Lord Halifax, who was the viceroy of India in the late 1920s, was one day on a train from London to Bath. He was sitting in the same compartment with two elderly women who did not utter a word throughout the whole journey. When the train went into a tunnel just before the final station, Halifax made the sound of a kiss. And when the train came out of the tunnel and arrived at the station, he asked the ladies: “Which one of you kissed me?” and left them astonished.
That story was modified in America to tell of a young man who was on a train with a Frenchman, an old lady and a beautiful young woman. When the train went into a dark tunnel, the sounds of a kiss and a slap on the face were heard. And when the train came out of the tunnel, the Frenchman’s cheek was red.

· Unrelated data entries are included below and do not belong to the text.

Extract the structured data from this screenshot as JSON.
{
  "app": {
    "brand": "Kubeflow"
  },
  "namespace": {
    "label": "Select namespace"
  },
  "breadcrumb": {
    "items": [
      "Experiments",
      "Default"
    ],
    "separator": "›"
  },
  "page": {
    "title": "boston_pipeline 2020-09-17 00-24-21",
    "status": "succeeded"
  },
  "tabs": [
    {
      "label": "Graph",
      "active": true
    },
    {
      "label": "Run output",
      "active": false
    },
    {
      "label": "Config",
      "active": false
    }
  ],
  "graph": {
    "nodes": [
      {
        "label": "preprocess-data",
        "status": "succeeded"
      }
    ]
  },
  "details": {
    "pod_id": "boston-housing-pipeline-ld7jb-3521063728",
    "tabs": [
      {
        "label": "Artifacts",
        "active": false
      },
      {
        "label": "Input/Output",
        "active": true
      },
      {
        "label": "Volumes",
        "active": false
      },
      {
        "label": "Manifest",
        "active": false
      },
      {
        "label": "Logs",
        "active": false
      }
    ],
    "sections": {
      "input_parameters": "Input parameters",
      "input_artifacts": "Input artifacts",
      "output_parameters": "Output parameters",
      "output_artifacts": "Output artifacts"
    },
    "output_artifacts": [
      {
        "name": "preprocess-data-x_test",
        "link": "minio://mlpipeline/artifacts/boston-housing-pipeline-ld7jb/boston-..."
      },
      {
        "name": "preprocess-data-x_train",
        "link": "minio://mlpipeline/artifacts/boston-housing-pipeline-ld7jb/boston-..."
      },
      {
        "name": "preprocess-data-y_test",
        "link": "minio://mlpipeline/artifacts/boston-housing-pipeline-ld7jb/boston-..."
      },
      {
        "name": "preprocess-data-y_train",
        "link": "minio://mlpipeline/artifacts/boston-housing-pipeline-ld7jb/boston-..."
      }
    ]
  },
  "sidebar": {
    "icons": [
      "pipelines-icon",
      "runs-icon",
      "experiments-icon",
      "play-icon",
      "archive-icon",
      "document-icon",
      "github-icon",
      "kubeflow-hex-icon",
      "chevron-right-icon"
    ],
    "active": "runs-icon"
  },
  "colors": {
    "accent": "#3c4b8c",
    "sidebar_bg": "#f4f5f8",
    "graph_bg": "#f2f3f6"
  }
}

Here, the old lady said to herself: “What a respectable young woman. She slapped the Frenchman on the face for trying to kiss her.”
The Frenchman said to himself: “This American bugger kissed the young woman and I got slapped on the face.”
The young woman said to herself: “How come the Frenchman kissed the old lady and not me?”
And the American smiled and said to himself: “What a smart guy I am. I kissed my own hand and slapped the bloody Frenchman on the face.”
A train has a special place in the Egyptian culture. We sometimes use the word metaphorically, like when we say the “Train of Life,” meaning the journey of our life. We don’t say the “Taxi of Life” or the “Airplane of Life.” It’s the train of life, for the metaphor of life going in one direction on rails is appealing to us Egyptians.
Actually, there are no trains of life in developing countries. There are trains that take lives.
The “Train of Progress” is a fast train. Yet it is not impossible for us to catch it or at least climb on its roof or ride it without a ticket or anything else for that matter, just to be on it by any means.
Any primitive country can buy technology. But without the culture of technology, the mobile phone will become a means for verbal harassment and the Internet a source of pornography.
Like on the train of progress, we are passengers of civilization, each of us in his own private realm.
My experience with trains is not vast, but I was on one heading to Alexandria on a rainy day. Looking out of the window, I saw a man and a woman bidding farewell. The woman boarded the train without taking her eyes off of him. Then she sat next to me and kept gazing at him standing on the platform while the train started to move. She did not notice me except when the conductor came and asked to see her ticket.
Then she asked me if she could read my newspaper, which encouraged me to start a conversation with her. She was reluctant in the beginning, but by the time we reached the city of Tanta, we were laughing and we even exchanged phone numbers.
Before I got off the train, I asked her who was the man of the warm farewell. “Nobody,” she said. “He was sitting next to me on the other train before I changed to this one.”